SCVNGR CEO Seth Priebatsch says that the company has been gunning to land Coke for some time (and that its competitors have as well). The campaign will take the form of custom, coke-themed SCVNGR challenges that will appear in 10 major malls across the country through the end of the year. Players who complete these challenge will be eligible for rewards like Coke bottle openers (meh) and $100,000 worth of American Express gift cards (more tempting). Players will be able to redeem these challenges at each malls’ information booth. And on Black Friday, Coke will actually have teams of people in the malls urging customers to try out the challenges.
Obviously this is a big win for SCVNGR, especially if it can maintain a relationship with Coke to run more campaigns in the future. Since its rewards platform launched over the summer, Priebatsch says that SCVNGR players have redeemed some $1.5 million worth of free goods.
The timing of today’s soft-drink related announcements seems like more than a coincidence, but it’s worth noting that Foursquare’s deal is quite different from SCVNGR’s.
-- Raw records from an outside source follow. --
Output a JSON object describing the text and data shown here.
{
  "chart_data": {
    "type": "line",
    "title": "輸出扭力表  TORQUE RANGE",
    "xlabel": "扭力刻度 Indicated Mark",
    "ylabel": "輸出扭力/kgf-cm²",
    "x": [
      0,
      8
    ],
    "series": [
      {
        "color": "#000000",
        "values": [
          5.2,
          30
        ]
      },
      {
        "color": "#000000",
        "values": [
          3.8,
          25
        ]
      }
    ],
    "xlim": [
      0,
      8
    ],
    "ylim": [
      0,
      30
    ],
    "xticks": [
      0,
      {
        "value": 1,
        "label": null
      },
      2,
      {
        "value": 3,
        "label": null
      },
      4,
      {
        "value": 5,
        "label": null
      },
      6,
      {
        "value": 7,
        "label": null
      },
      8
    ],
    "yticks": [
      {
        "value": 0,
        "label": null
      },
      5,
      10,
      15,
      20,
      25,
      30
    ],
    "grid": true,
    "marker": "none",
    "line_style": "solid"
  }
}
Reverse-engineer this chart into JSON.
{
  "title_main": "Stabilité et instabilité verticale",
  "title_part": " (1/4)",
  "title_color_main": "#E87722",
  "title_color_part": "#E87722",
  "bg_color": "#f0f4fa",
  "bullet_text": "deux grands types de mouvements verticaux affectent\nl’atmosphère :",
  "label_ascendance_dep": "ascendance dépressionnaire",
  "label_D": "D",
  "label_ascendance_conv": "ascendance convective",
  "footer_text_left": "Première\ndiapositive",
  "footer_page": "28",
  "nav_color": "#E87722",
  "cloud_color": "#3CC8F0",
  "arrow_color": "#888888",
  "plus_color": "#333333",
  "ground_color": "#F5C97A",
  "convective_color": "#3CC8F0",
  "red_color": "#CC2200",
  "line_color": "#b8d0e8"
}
As reported in Fast Company today, Foursquare has actually partnered with Safeway/Vons to integrate with the grocery chain’s existing rewards program — this helps lower the barrier to get users playing the game, because it happens automatically at check-out. Users are rewarded with different Pepsi products based on their Foursquare history.
In contrast, SCVNGR probably won’t be going the auto-checkin route any time soon, because it’s focused primarily on offering engaging challenges rather than the check-in itself.